LINCOLN — The University of Nebraska is seeking $91 million from the state cash reserve fund to launch on four major building projects at campuses in Omaha, Lincoln and Kearney.
The proposals include:
• $50 million in state dollars to help build a $370 million cancer research center at the University of Nebraska Medical Center, with the remainder coming from private donations and patient revenues.
• $17 million for a new Nursing College at the University of Nebraska-Lincoln campus. This proposal, which NU has sought since 2008, is farthest along in the planning stages and likely would open to students in the fall of 2014, if approved.
• $19 million for a building addition at the University of Nebraska at Kearney to provide nurses' training and training for allied health professionals such as physician's assistants and physical therapists.
• $5 million to plan and design a new veterinary diagnostic center at the University of Nebraska-Lincoln.
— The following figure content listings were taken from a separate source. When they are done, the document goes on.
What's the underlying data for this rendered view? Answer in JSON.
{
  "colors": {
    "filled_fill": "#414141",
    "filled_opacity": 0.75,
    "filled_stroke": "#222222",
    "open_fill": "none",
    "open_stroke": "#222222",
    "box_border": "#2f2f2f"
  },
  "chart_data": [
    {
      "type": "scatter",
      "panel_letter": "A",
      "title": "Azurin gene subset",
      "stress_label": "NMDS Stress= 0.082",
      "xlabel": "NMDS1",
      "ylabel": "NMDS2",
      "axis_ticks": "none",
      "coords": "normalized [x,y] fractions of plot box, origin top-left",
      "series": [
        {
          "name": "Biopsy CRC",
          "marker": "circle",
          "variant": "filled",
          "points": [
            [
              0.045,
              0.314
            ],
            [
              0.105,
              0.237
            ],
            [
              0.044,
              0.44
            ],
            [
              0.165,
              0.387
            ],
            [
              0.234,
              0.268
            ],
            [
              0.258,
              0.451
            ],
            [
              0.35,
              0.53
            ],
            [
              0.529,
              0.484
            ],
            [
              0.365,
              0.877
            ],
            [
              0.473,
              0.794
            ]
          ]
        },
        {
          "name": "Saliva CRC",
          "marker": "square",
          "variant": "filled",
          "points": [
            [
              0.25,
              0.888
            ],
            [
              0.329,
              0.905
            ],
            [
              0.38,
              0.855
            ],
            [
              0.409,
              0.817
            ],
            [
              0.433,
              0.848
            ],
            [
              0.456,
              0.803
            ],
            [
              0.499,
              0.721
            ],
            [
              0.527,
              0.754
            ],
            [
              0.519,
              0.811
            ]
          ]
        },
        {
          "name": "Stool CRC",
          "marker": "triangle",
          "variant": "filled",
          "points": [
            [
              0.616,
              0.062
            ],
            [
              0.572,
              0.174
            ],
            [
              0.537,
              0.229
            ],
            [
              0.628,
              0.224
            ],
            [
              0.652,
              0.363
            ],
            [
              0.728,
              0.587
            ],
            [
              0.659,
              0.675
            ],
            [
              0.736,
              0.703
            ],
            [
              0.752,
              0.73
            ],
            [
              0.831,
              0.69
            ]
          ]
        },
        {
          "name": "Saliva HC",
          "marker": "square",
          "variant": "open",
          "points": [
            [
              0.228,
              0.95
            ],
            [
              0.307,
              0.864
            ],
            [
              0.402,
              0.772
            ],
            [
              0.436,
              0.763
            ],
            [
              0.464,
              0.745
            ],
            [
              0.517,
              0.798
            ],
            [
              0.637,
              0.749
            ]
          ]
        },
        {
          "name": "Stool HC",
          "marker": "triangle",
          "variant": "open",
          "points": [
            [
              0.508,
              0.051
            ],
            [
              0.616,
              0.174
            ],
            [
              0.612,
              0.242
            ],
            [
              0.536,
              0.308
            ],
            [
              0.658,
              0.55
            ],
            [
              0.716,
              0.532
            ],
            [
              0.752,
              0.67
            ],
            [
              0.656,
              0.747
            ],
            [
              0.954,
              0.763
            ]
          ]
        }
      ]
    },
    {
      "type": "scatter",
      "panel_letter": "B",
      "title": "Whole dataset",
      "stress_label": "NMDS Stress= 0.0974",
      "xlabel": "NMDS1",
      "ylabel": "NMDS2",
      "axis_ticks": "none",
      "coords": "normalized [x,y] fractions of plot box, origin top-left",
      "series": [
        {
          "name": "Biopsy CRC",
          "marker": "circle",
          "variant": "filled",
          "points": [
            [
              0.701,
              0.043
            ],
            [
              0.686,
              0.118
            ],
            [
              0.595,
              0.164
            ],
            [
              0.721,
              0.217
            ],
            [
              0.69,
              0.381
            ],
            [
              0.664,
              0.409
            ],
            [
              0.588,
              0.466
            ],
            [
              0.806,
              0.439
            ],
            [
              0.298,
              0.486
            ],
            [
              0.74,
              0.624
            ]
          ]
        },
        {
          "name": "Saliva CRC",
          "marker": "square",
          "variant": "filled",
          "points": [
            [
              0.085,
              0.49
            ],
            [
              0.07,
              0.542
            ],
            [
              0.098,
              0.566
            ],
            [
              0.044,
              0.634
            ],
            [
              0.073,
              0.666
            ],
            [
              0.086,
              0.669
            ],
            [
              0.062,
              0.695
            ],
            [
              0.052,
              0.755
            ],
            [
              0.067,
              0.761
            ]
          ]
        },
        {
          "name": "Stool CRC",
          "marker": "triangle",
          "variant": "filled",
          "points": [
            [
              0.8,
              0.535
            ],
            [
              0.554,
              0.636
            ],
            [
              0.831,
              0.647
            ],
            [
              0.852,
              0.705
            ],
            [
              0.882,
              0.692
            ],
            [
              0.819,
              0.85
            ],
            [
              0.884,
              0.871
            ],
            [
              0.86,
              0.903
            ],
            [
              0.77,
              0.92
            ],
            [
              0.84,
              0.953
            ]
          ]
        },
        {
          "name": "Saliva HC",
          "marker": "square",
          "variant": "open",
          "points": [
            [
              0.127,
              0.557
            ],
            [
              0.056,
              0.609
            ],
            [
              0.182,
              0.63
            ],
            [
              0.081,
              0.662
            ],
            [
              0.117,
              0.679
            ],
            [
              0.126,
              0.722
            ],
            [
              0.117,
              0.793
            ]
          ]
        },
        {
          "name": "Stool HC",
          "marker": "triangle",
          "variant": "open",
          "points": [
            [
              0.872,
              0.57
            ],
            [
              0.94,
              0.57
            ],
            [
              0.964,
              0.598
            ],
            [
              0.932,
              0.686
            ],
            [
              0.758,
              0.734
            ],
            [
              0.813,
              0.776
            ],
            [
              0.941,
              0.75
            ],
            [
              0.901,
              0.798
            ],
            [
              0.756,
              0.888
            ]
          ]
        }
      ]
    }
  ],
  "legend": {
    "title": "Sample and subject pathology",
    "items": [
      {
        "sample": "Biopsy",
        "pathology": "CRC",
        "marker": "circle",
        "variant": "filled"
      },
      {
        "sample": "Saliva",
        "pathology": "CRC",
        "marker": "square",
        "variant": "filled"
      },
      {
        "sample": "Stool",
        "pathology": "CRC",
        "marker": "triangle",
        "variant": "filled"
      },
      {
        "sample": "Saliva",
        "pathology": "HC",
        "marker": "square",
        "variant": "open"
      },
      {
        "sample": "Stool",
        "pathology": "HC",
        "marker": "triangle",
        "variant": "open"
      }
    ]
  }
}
The existing laboratory is outdated and is in danger of losing its accreditation.
The proposals will compete with Gov. Dave Heineman's proposal for tax cuts, said State Sen. Tony Fulton of Lincoln, who agreed to introduce legislation authorizing the Lincoln College of Nursing facility.
“Anything with a dollar sign on it, mathematically is in competition with the tax cut proposals,” Fulton said.
Although he would not say the nursing college is more important than cutting taxes, Fulton did say he believed it is a government responsibility to provide adequate nurse-training facilities in light of a looming nursing shortage and the need to create more jobs in rural Nebraska.
Though Gov. Dave Heineman has been briefed on the proposals, they were not included in his state budget. NU President J.B. Milliken said he did not know if Heineman would support the package.
However, he said the university “would be remiss” if it did not propose strategies to address state needs like job creation and health care services.
“We have an obligation to make the case,” he said.
Even though more nurses are needed in the state estimates are that there will be 3,800 fewer nurses than needed in 2010 NU is forced to turn away nursing applicants each year because of lack of space and nursing instructors, Milliken said. Last year, 400 nursing applicants were turned down from the NU programs, which are run by the NU Med Center at five sites across the state. The Lincoln nursing program, which is currently is housed in a former department store building downtown, could accept only half of those that applied.
The Cancer Center project is part of a long-time NU goal to obtain a comprehensive cancer center designation from the National Cancer Institute. Currently there are only 40 such facilities in the country.
The Cancer Center would allow Med Center cancer patients to obtain treatment at a single location, instead of the current situation of shuttling between three buildings and it would allow the Med Center to recruit another 50 cancer researchers, said Kenneth Cowan, director of the Eppley Cancer Center.